Testing Results & Conclusions
We use data from prior cooling-hardware reviews to provide a set of standardized results to be used for comparison. We will be comparing data from the Cooler Master MasterAir MA610P against that of the Arctic Freezer 33 eSports Edition, the FSP Windale 6, and the Scythe Grand Kama Cross 3. Each cooler was benchmarked on our Intel Core i7-5930K-based test system, clocked at 4.2GHz at 1.20v.
Right away, we see that the Prime95 CPU loads for the Cooler Master MasterAir MA610P are higher than those we saw from the rest of the testing group, both at full and half fan speeds. However, there is a positive twist, as we see the surrounding motherboard components getting better airflow than the FSP Windale 6 and the Scythe Grand Kama Cross 3. This provides us enough information to deduct that the MasterAir MA610P is providing a cooling benefit to other hardware components, and airflow might not necessarily be to blame for the higher core temperatures being reported.
Our acoustic level chart gives us some interesting insight into how quiet the MasterAir MA610P operates, even at full speeds. Given that it is up against some whisper-quiet rivals in our test group, we noted some sound levels that were almost inaudible, which just about sums up how silent this cooler runs.

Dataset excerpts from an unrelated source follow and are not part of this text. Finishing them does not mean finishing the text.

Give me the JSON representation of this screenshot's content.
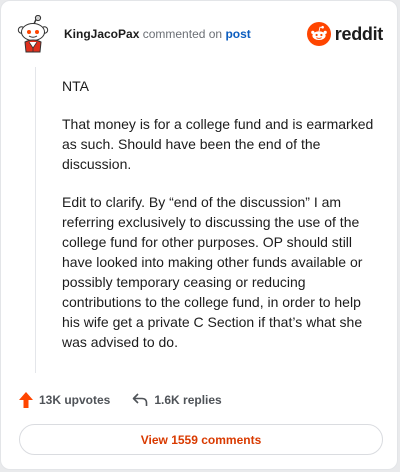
{
  "comment": {
    "username": "KingJacoPax",
    "action": "commented on",
    "link_text": "post",
    "brand": "reddit",
    "paragraphs": [
      "NTA",
      "That money is for a college fund and is earmarked as such. Should have been the end of the discussion.",
      "Edit to clarify. By “end of the discussion” I am referring exclusively to discussing the use of the college fund for other purposes. OP should still have looked into making other funds available or possibly temporary ceasing or reducing contributions to the college fund, in order to help his wife get a private C Section if that’s what she was advised to do."
    ],
    "upvotes": "13K upvotes",
    "replies": "1.6K replies",
    "view_comments": "View 1559 comments"
  },
  "icons": {
    "avatar": "snoo-avatar-icon",
    "logo": "reddit-logo-icon",
    "upvote": "upvote-arrow-icon",
    "reply": "reply-arrow-icon"
  },
  "colors": {
    "brand_orange": "#ff4500",
    "link_blue": "#0b5dbf",
    "action_orange": "#d93a00"
  }
}
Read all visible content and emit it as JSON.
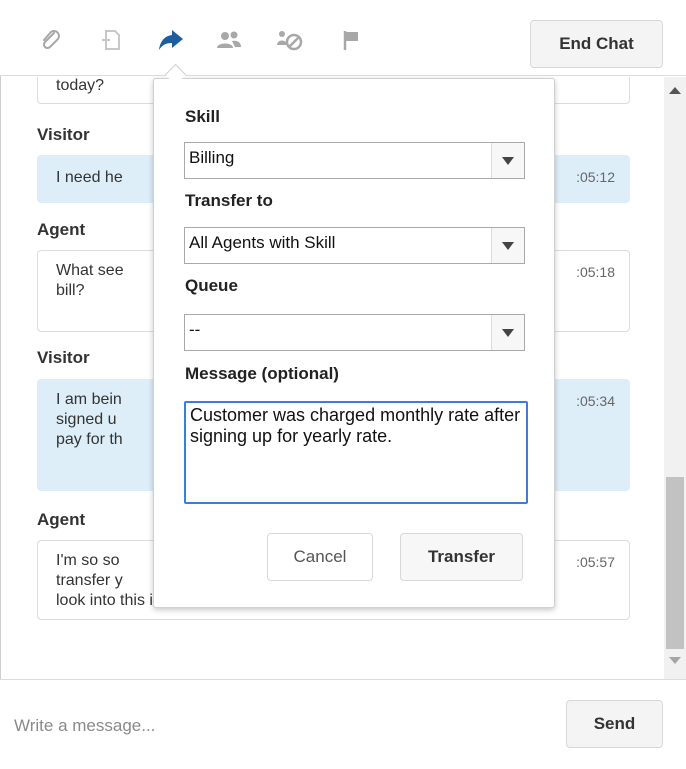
{
  "toolbar": {
    "end_chat_label": "End Chat",
    "icons": [
      "paperclip-icon",
      "file-icon",
      "transfer-arrow-icon",
      "users-icon",
      "block-user-icon",
      "flag-icon"
    ],
    "active_icon_color": "#1f5e9e",
    "inactive_icon_color": "#a8a8a8"
  },
  "transcript": {
    "partial_top_text": "today?",
    "messages": [
      {
        "sender": "Visitor",
        "text": "I need help with my bill.",
        "time": "10:05:12"
      },
      {
        "sender": "Agent",
        "text": "What seems to be the problem with your bill?",
        "time": "10:05:18"
      },
      {
        "sender": "Visitor",
        "text": "I am being charged monthly but I signed up for a yearly plan. I want to pay for the year.",
        "time": "10:05:34"
      },
      {
        "sender": "Agent",
        "text": "I'm so sorry about that. Let me transfer you to a billing agent who can look into this issue.",
        "time": "10:05:57"
      }
    ],
    "visible_texts": {
      "m1": "I need he",
      "m1_time": ":05:12",
      "m2_l1": "What see",
      "m2_l2": "bill?",
      "m2_time": ":05:18",
      "m3_l1": "I am bein",
      "m3_l2": "signed u",
      "m3_l3": "pay for th",
      "m3_time": ":05:34",
      "m4_l1": "I'm so so",
      "m4_l2": "transfer y",
      "m4_l3": "look into this issue.",
      "m4_time": ":05:57"
    },
    "visitor_bubble_color": "#ddeef9"
  },
  "transfer_popover": {
    "skill_label": "Skill",
    "skill_value": "Billing",
    "transfer_to_label": "Transfer to",
    "transfer_to_value": "All Agents with Skill",
    "queue_label": "Queue",
    "queue_value": "--",
    "message_label": "Message (optional)",
    "message_value": "Customer was charged monthly rate after signing up for yearly rate.",
    "cancel_label": "Cancel",
    "transfer_label": "Transfer"
  },
  "composer": {
    "placeholder": "Write a message...",
    "send_label": "Send"
  }
}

Our acoustic-efficiency chart shows where this cooler begins to bounce back by virtue of its very low noise levels. If it could somehow manage to shave off a few degrees Centigrade, we would really start to see this chart swing in favor of the Cooler Master MasterAir MA610P.
Here, we see the overall performance value comparison with regards to unit price. The MasterAir MA610P dips back down a bit, simply because of its higher retail cost at this writing, relative to both the FSP Windale 6 and the Scythe Grand Kama Cross 3. The same fate also befalls the Arctic Freezer 33 eSports Edition, having the highest overall unit cost of the test group, and that by a decent margin.
Ultimately, the higher-than-average thermal loads we recorded on the Cooler Master MasterAir MA610P were evidence of where this cooler fell short. At the time of this writing, retail pricing rang up right around $68 to $70. This is an air cooler, after all; a price point like this one will make many buyers wary when putting down that much cash on a CPU cooler if it can’t quite keep up in thermal load tests as well as lower-priced solutions.
Looking at it from another perspective, though, the inclusion of the RGB lighting options may be pushing the retail pricing a bit higher than it would otherwise be. The MasterAir MA610P was designed to look great installed on any system, with all lighting options configured, and to that end, it succeeds. The warmth of the copper heatpipes and the steely cooling tower obscures the angular peaks of the aluminum base; it is mechanical eye-candy we all crave. Just know that while it's a solid-enough performer as a cooler, its flash is its greatest strength.